It was interesting in the first few weeks of January to see all the 2014 supply chain prediction articles that are written every year.
 
I’m going to take a look at those in more detail in the coming weeks, but it was also good to see the guys at Logistics Viewpoints give their opinions on the conferences to attend in 2014. You can find Steve Banker’s list on Forbes website here.
 
 
Continual learning is vital for every supply chain executive. There are so many good ideas, and new ways of working which may only be discovered outside of one’s company. There are not that many opportunities to hear first-hand from an expert speaker in your field or be able to talk directly with your peers over a coffee about a supply chain issue and how they solved or improved it – conferences, and especially high-level niche events rather than massive trade shows, are one of the few places where you can gain this new knowledge. So why not make it a goal for 2014 that you attend an event that you have never been to before (even better if you make it an eyefortransport one ;0)) http://www.eft.com/events
 
I am still intrigued by the whole delivery drone story that Amazon pushed out.
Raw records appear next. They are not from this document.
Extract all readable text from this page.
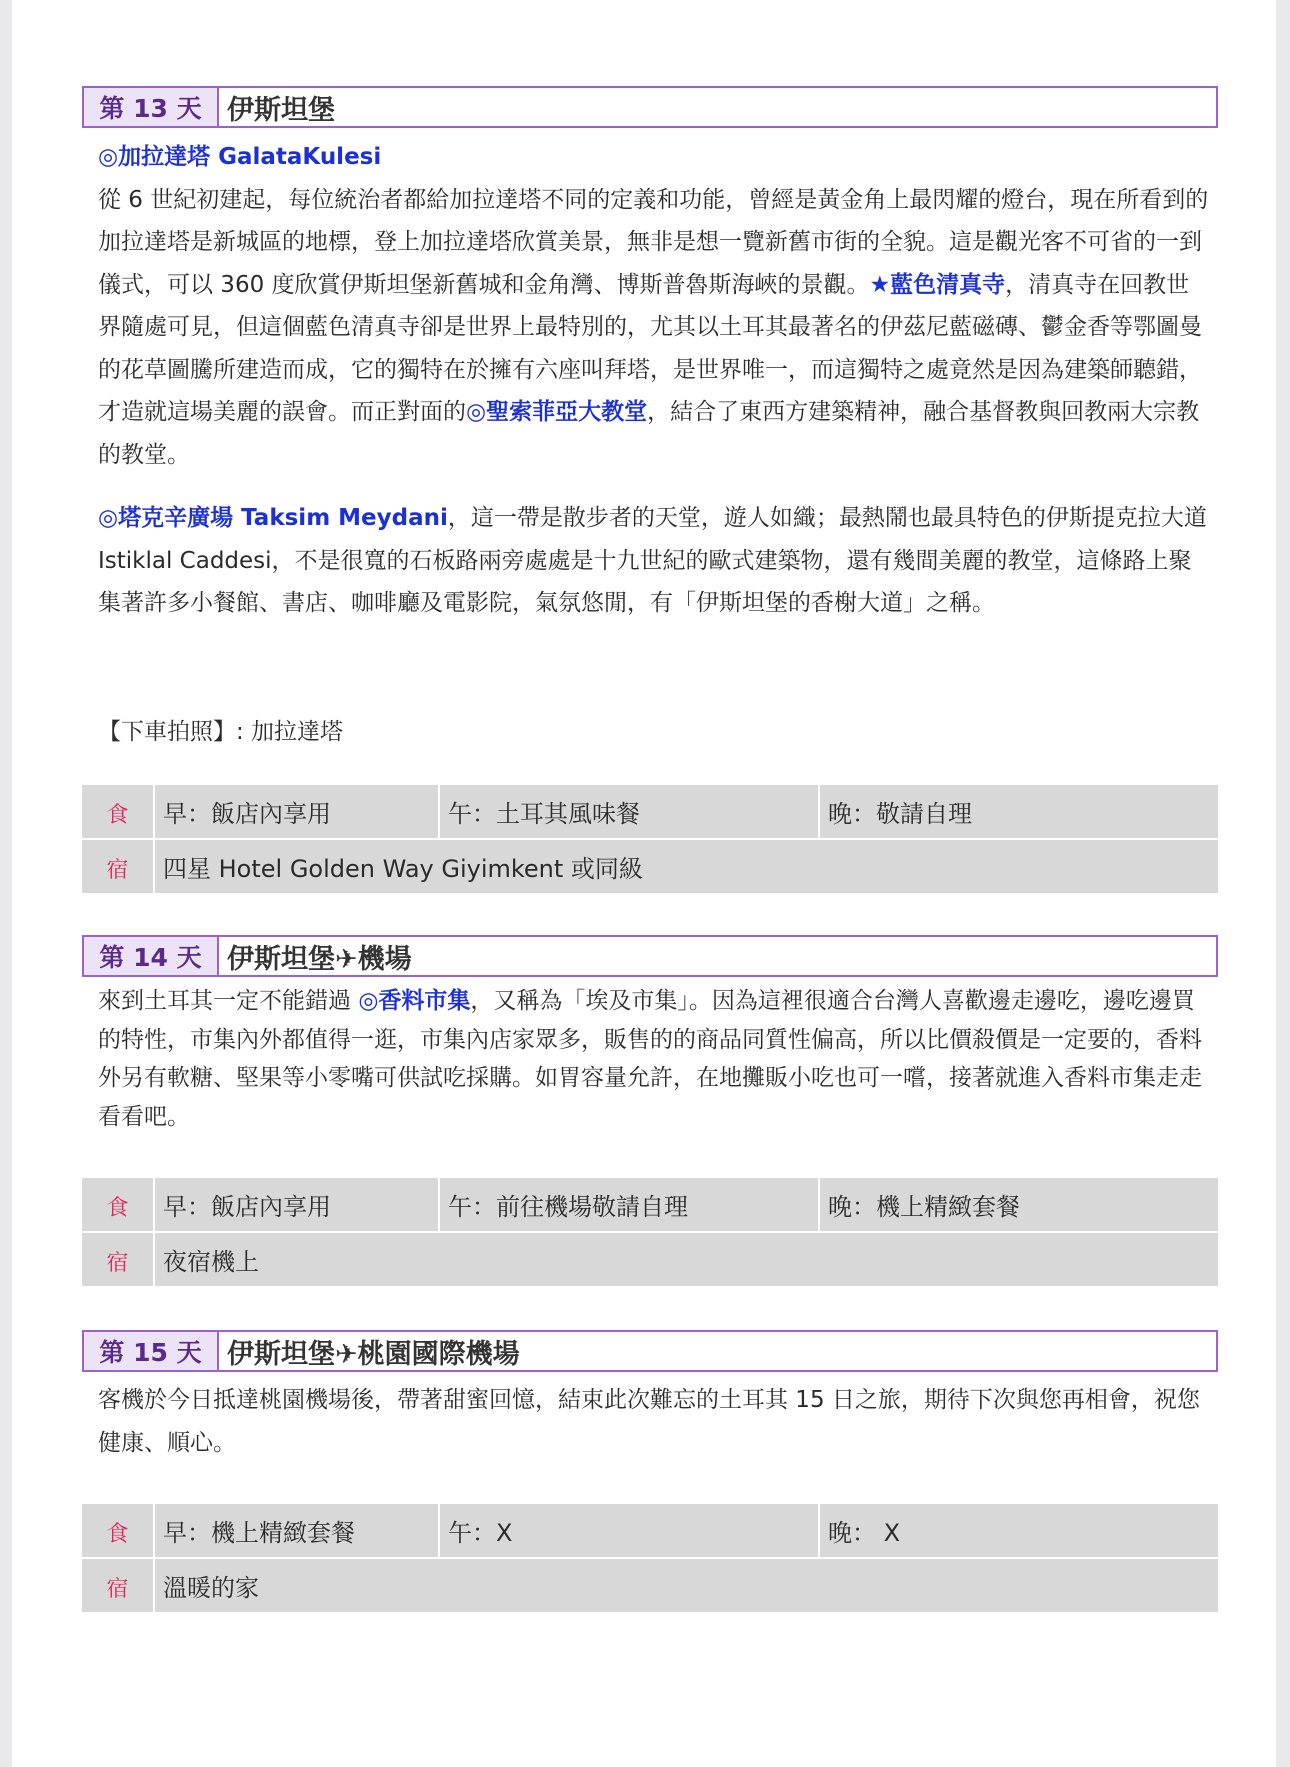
第 13 天 伊斯坦堡

◎加拉達塔 GalataKulesi

從 6 世紀初建起，每位統治者都給加拉達塔不同的定義和功能，曾經是黃金角上最閃耀的燈台，現在所看到的加拉達塔是新城區的地標，登上加拉達塔欣賞美景，無非是想一覽新舊市街的全貌。這是觀光客不可省的一到儀式，可以 360 度欣賞伊斯坦堡新舊城和金角灣、博斯普魯斯海峽的景觀。★藍色清真寺，清真寺在回教世界隨處可見，但這個藍色清真寺卻是世界上最特別的，尤其以土耳其最著名的伊茲尼藍磁磚、鬱金香等鄂圖曼的花草圖騰所建造而成，它的獨特在於擁有六座叫拜塔，是世界唯一，而這獨特之處竟然是因為建築師聽錯，才造就這場美麗的誤會。而正對面的◎聖索菲亞大教堂，結合了東西方建築精神，融合基督教與回教兩大宗教的教堂。

◎塔克辛廣場 Taksim Meydani，這一帶是散步者的天堂，遊人如織；最熱鬧也最具特色的伊斯提克拉大道 Istiklal Caddesi，不是很寬的石板路兩旁處處是十九世紀的歐式建築物，還有幾間美麗的教堂，這條路上聚集著許多小餐館、書店、咖啡廳及電影院，氣氛悠閒，有「伊斯坦堡的香榭大道」之稱。

【下車拍照】: 加拉達塔
食	早：飯店內享用	午：土耳其風味餐	晚：敬請自理
宿	四星 Hotel Golden Way Giyimkent 或同級
第 14 天 伊斯坦堡✈機場

來到土耳其一定不能錯過 ◎香料市集，又稱為「埃及市集」。因為這裡很適合台灣人喜歡邊走邊吃，邊吃邊買的特性，市集內外都值得一逛，市集內店家眾多，販售的的商品同質性偏高，所以比價殺價是一定要的，香料外另有軟糖、堅果等小零嘴可供試吃採購。如胃容量允許，在地攤販小吃也可一嚐，接著就進入香料市集走走看看吧。

食	早：飯店內享用	午：前往機場敬請自理	晚：機上精緻套餐
宿	夜宿機上
第 15 天 伊斯坦堡✈桃園國際機場

客機於今日抵達桃園機場後，帶著甜蜜回憶，結束此次難忘的土耳其 15 日之旅，期待下次與您再相會，祝您健康、順心。

食	早：機上精緻套餐	午：X	晚： X
宿	溫暖的家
There is a really interesting new angle on how it could practically work which is worth a read here http://logisticsviewpoints.com/2014/01/06/amazon-drones-nuts-can-work/
 
Also, interesting to see that Rolls Royce have recently been talking about drone cargo ships as an idea that is now technologically possible.
 
Lastly this week, I want to highlight this report from the BBC on the MINT countries, as the new BRICS http://www.bbc.co.uk/news/magazine-25548060. In my opinion there is no argument about Mexico or Turkey. Indonesia has been mentioned in the past due to its sheer size and young population, but I would not be completely confident that it will be one of the countries to watch, whilst Nigeria is both hugely exciting and hugely unpredictable, as is a lot of Africa. Personally I really hope the next 5-10 years is a watershed moment for the economic strength of the African continent; it has so much potential, such a young population and such an entrepreneurial spirit which deserve some massive economic gains and the associated benefits that brings not just to a few businessmen and politicians, but hopefully to the whole populace.